Background: Pembrolizumab, a highly selective humanized monoclonal IgG4κ isotype antibody against PD-1, is one of the immune checkpoint inhibitors approved for treatment of various cancers. The most frequent immunerelated adverse events include skin, gastrointestinal, and endocrine abnormalities. In rare cases, however, adverse events on the kidney do occur. Case presentation: We here report a case of acute kidney injury presenting thrombocytopenia and hemolytic anemia with the presence of schistocytes, which developed in a 68-year-old man with urothelial cancer, 7 months after initiation of pembrolizumab treatment (10 cycles) and 3 weeks after treatment cessation.

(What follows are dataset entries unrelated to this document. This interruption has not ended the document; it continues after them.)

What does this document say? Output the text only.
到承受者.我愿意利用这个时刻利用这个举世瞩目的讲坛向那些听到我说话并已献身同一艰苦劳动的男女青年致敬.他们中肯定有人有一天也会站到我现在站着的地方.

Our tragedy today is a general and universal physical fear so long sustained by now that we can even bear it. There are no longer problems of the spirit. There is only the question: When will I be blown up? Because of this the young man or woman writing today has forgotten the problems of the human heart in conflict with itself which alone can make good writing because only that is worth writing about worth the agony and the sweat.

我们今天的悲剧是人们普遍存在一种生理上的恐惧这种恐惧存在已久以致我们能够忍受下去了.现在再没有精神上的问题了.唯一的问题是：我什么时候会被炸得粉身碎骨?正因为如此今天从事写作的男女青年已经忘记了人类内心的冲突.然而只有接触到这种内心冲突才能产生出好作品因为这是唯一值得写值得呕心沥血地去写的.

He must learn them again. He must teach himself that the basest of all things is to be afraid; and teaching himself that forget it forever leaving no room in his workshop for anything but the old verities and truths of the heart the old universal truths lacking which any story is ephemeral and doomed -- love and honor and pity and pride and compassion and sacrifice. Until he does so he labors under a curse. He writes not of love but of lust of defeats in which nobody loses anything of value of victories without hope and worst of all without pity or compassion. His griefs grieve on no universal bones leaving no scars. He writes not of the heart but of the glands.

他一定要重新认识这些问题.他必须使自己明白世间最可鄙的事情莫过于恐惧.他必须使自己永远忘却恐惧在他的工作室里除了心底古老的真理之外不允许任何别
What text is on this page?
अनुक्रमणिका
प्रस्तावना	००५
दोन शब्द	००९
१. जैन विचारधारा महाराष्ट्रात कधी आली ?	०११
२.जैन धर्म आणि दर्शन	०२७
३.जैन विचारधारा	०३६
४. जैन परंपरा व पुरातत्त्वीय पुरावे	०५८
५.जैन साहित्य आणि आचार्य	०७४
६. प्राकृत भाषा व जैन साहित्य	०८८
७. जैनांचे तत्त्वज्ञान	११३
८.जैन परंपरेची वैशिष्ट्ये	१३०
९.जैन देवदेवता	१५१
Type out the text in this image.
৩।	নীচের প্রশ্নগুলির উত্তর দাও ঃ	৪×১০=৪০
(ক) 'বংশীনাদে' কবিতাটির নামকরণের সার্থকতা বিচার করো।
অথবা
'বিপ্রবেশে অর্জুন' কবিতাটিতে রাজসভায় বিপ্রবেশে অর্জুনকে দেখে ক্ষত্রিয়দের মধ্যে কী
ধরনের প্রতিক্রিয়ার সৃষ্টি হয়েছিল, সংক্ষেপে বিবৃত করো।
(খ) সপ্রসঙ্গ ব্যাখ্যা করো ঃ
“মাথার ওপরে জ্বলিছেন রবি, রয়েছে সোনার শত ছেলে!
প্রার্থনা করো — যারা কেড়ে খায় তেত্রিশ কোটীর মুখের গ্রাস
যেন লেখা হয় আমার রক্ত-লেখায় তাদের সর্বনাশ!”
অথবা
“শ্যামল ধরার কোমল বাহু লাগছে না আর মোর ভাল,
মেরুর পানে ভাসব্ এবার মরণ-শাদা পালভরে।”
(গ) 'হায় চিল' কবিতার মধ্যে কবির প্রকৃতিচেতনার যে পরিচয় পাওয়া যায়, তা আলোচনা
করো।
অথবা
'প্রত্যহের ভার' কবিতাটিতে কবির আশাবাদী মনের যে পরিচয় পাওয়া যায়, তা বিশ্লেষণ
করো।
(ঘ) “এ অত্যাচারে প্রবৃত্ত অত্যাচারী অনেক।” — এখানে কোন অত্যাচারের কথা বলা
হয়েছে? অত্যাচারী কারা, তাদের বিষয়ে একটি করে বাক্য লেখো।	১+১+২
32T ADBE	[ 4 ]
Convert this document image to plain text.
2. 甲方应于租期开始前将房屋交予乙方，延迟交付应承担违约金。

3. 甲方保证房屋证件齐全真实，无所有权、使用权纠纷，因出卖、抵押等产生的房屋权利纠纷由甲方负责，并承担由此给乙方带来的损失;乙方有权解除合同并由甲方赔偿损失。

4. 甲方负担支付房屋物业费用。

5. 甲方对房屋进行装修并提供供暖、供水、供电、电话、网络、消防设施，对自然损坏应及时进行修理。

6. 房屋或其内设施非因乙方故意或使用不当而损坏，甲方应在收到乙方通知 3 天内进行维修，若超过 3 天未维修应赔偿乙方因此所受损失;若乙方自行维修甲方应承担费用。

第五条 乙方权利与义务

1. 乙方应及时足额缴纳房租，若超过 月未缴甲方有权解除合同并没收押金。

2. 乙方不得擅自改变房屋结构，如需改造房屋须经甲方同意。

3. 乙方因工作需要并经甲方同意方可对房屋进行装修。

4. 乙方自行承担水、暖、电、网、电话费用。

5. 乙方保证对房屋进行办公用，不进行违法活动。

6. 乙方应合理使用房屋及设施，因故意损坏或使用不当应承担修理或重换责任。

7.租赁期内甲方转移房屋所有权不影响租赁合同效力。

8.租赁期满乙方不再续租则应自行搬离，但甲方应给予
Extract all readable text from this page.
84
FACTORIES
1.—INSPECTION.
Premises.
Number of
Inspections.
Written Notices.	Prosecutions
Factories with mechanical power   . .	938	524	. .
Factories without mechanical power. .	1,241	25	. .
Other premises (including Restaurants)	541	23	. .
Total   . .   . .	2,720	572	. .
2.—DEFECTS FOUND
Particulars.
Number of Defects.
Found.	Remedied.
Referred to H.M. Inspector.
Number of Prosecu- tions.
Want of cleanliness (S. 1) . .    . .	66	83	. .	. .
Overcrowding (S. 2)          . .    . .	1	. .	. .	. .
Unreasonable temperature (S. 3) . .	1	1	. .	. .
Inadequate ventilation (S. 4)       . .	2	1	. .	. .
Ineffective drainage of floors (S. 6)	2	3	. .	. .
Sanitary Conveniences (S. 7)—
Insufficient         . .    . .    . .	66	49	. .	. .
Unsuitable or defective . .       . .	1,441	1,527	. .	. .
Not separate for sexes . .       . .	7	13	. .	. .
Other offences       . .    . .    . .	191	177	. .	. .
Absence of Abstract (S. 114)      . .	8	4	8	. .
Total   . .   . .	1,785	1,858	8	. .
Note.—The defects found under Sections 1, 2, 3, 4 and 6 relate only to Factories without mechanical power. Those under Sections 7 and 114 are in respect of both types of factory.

The patient had previously undergone unilateral nephrectomy and prior treatment with combined gemcitabine and carboplatin regimen. Although corticosteroid, hemodialysis, and plasma exchange were initiated, the patient died within a few days of respiratory failure. Pathological examination at autopsy revealed multiple carcinomas including the lung, liver, and spine, together with the diagnosis of thrombotic microangiopathy by electron microscopy findings of the renal tissue. To our knowledge, this is the first report describing severe thrombotic microangiopathy in a patient possibly associated with pembrolizumab, leading to death. Conclusion: Physicians should be aware of this potential side effect in patients presenting acute kidney injury and thrombocytopenia.